8.10.2010

One Hand

On one hand, her disease leaves me disinclined to delve into the depths of anyone else's dreadful experience.  On the other hand, she gives me new sensitivity to what others are enduring, she makes me want to know everyone’s story, the worst parts and the saddest details.
Often I feel like I'm carrying around stones so heavy I wonder whether I'll ever be able to cast them away.  Stories from others who have felt the depths of humanity reduce sorrow's weight ever so slightly.  Empathy feels somehow less heavy, makes my heart feel huge and open.  The exchange of anguish and despair and loss is rewarded with the gifts of perspective and strength and love. 

Watching my child die is not the method I would have chosen to verify this supposition. But when I converse with others about their heartache, their tales become a reminder of a wider life, a life I may not have paid enough attention to before.  So I listen with all of my might, I listen with sympathy and I listen with gratitude.  And although my hands feel full with my own problems, my fingers want to grab on to theirs.

JEB

5 comments:

Christy said...

Your words are so beautiful, but your heart is even more so. I'm glad I am blessed to read your thoughts.

Unknown said...

As usual, I am humbled by your eloquence.

Poppy John said...

I wish that everyone had a "one handed" life. The good one.

L2A4

Anonymous said...

In 2008, my adopted son, Edmund died as a result of severe mental illness.

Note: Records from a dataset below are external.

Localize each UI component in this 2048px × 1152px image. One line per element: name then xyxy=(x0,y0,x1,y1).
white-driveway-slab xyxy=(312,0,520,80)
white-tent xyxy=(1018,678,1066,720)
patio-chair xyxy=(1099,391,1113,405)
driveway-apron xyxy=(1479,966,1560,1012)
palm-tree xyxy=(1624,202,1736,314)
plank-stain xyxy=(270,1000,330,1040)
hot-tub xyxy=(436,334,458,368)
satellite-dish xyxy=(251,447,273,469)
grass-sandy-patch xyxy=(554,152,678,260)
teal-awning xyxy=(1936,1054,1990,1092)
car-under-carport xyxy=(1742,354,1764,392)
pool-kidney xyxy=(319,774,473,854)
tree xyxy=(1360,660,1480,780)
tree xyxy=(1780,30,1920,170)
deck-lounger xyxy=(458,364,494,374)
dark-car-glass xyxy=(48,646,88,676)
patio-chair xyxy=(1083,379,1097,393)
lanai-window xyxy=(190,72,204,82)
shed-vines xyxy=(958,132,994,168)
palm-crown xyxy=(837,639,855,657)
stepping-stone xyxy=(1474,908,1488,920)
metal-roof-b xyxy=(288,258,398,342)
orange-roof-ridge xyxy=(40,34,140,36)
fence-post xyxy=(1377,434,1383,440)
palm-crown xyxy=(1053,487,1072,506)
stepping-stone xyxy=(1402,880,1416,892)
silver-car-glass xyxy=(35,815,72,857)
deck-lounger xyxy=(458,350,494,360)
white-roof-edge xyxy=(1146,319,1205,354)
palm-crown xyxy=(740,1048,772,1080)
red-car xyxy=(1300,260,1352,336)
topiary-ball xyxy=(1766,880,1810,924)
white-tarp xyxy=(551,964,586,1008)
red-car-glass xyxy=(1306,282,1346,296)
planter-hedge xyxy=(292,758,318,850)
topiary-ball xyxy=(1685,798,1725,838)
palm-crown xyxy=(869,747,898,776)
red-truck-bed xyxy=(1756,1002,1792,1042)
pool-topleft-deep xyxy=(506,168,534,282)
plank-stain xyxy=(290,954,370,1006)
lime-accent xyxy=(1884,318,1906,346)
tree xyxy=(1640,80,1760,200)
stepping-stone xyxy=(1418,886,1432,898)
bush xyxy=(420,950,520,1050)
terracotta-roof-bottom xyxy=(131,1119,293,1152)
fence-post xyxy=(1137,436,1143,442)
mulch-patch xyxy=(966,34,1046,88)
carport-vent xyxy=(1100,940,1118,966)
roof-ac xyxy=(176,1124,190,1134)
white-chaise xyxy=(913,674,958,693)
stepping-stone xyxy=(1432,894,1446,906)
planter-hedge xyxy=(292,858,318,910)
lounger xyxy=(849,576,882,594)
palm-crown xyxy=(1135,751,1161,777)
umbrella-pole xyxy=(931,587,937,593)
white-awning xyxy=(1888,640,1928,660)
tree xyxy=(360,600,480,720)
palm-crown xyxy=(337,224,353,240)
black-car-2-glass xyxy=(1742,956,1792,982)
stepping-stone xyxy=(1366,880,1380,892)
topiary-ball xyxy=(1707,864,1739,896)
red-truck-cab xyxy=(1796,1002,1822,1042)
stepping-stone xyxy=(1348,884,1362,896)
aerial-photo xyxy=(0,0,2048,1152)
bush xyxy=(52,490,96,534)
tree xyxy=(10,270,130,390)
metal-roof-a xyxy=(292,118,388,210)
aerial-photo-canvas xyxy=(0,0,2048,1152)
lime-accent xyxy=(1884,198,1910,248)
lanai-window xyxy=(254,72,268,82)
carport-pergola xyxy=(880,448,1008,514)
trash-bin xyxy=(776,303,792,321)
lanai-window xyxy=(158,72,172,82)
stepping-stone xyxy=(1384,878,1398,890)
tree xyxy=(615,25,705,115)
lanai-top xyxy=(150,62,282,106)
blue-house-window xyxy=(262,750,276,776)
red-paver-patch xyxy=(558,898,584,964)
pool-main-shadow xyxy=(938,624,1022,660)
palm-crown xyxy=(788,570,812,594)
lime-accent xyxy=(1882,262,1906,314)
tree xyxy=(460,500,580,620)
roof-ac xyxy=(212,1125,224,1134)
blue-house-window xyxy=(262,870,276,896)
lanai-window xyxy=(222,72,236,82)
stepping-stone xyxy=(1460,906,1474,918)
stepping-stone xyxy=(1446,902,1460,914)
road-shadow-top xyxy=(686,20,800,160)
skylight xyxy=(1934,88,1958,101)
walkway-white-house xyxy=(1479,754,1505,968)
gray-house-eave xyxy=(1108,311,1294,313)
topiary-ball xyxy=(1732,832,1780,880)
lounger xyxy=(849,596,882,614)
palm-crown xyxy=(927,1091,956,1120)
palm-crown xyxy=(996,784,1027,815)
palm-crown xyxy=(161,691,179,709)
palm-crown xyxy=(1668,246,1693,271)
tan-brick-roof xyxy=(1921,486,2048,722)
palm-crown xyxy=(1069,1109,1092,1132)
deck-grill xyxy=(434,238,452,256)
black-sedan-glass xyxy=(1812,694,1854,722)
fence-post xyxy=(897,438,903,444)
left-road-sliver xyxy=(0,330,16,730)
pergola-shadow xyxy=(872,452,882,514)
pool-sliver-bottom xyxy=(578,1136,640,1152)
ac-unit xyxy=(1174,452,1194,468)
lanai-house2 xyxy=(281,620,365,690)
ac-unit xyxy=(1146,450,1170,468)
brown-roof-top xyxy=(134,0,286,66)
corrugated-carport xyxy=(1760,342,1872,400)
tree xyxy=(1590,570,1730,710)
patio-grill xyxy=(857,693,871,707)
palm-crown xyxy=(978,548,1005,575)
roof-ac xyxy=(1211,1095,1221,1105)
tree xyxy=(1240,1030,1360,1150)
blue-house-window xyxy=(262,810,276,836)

We had to place him in a secure unit, due to the fact that he was harming both himself and had just harmed me.

Placing Edmund in that unit made me feel as if I was the biggest failure as a mother. As If I had thrown him into the night. Alone.

I watched as Edmund died. One moment, he was walking with my husband and me...the next he was terrified of the shadows in his mind, he fell to the ground a victim of a stoke. He was 13.

Your daughter, your family and this post...have oddly spoken to me. For while my son was still able-bodied he was not the bright, caring and curious boy I embraced with my heart from the moment I met him.

Thank you for this post. I now know I am not alone in my musings. And it feels...strangely...comforting.

Beth Ann said...

You know the comments people made after learning about Celia's disease? "She was put here on earth to teach us a lesson...She's here on loan from God...She's an angel touching your lives for a short time..." I'm sure there are many more variations. You heard them all and went right back to your grief and anger and that's normal. I think this post is an example of some of those comments coming to fruition already. Your words describe one of the lessons to be learned from Celia's journey. The ripple effect of this awareness of other's "journeys",is something the world could use a little more of. Thanks Jenni and thank you Celia.